Não havia telemóveis mas havia todas as outras maneiras de descrever o nosso estado de espírito. Perguntam-me "como é que estás" e, se eu me portar bem, respondo que estou bem. Se quiser ser um chato digo a verdade e ponho-me a recitar a minha lista de queixumes.
As pessoas que vêem os selfies, tendo escolhido seguir quem os publica, estão efectivamente a dizer que querem saber como é que essas pessoas estão. Elas respondem que estão bem. Mentem para poupar tempo. Mentem para não incomodar. Não há nada mais antigo, mais precioso e mais digno de treino e estudo do que a mentira.

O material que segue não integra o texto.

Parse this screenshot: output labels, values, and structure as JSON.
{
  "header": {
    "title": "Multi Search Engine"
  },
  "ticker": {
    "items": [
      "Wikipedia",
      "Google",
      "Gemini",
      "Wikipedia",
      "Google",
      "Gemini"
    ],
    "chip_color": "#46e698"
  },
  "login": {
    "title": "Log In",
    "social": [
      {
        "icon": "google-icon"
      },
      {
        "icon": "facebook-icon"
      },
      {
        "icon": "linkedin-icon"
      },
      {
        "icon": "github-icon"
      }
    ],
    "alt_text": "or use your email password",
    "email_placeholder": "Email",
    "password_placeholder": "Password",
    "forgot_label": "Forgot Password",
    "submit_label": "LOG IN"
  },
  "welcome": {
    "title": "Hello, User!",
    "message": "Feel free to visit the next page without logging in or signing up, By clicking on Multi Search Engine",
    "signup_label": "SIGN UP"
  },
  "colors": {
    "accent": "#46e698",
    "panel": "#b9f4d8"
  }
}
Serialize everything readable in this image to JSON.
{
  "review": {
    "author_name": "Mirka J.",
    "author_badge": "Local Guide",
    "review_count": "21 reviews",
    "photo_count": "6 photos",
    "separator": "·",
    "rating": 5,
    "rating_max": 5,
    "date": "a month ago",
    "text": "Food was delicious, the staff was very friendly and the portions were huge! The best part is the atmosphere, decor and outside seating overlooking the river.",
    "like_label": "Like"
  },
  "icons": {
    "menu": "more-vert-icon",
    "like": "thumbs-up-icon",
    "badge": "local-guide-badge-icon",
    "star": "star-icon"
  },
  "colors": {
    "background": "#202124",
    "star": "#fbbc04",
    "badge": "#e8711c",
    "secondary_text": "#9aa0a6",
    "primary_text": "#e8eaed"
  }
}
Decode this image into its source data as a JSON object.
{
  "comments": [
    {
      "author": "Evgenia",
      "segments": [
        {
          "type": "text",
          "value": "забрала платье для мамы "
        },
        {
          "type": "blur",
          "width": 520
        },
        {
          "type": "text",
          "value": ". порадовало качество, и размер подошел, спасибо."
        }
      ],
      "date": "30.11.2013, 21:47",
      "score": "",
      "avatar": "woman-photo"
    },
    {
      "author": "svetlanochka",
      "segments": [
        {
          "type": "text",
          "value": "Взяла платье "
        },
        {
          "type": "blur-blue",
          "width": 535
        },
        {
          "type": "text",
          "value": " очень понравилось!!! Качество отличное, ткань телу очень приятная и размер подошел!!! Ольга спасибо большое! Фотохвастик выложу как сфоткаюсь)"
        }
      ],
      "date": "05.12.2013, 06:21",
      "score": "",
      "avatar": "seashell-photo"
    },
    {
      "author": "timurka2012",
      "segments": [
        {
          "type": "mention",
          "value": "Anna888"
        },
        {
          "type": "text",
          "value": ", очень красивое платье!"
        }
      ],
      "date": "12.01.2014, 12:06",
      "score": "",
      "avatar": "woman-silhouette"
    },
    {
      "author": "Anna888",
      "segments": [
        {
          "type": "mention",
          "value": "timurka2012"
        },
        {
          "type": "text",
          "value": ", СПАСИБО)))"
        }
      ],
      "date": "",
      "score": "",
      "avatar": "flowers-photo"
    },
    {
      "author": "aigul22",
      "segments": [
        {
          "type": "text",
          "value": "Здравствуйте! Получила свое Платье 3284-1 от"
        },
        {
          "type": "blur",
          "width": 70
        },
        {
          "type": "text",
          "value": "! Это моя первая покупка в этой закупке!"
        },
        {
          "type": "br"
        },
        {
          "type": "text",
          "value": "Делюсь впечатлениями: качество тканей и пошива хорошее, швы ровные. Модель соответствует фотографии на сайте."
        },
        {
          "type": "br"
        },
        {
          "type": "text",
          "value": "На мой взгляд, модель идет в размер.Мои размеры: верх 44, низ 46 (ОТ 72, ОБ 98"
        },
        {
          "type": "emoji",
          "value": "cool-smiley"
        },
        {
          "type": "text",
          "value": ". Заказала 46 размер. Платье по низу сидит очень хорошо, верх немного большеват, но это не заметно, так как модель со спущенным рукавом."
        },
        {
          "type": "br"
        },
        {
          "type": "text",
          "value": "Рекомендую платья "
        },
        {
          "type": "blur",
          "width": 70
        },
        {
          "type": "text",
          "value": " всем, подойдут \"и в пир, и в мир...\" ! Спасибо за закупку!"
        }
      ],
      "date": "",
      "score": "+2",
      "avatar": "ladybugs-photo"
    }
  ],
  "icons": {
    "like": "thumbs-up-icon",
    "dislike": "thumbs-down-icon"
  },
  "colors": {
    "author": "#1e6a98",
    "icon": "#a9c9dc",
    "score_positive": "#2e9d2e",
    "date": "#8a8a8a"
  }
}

Para mais, quantas pessoas acreditam que o sorriso num selfie é espontâneo e genuíno? Pode-se dizer com exactidão: nenhuma. O que o selfie diz é "cá estou eu!". Os likes e comentários são para animar. Quanto mais mentiroso for o selfie sorridente mais essa pessoa precisa de ser animada. Sendo assim é como se estivesse a pedir bocadinhos de atenção e de elogios.
É como fazer uma palhaçada para fazer rir os amigos mas, quando um deles pergunta se está tudo bem, vamos abaixo e contamos a desgraça que nos aconteceu. Um like pode ser um "não há-de ser nada".
O selfie sempre esteve connosco. E dá muito jeito.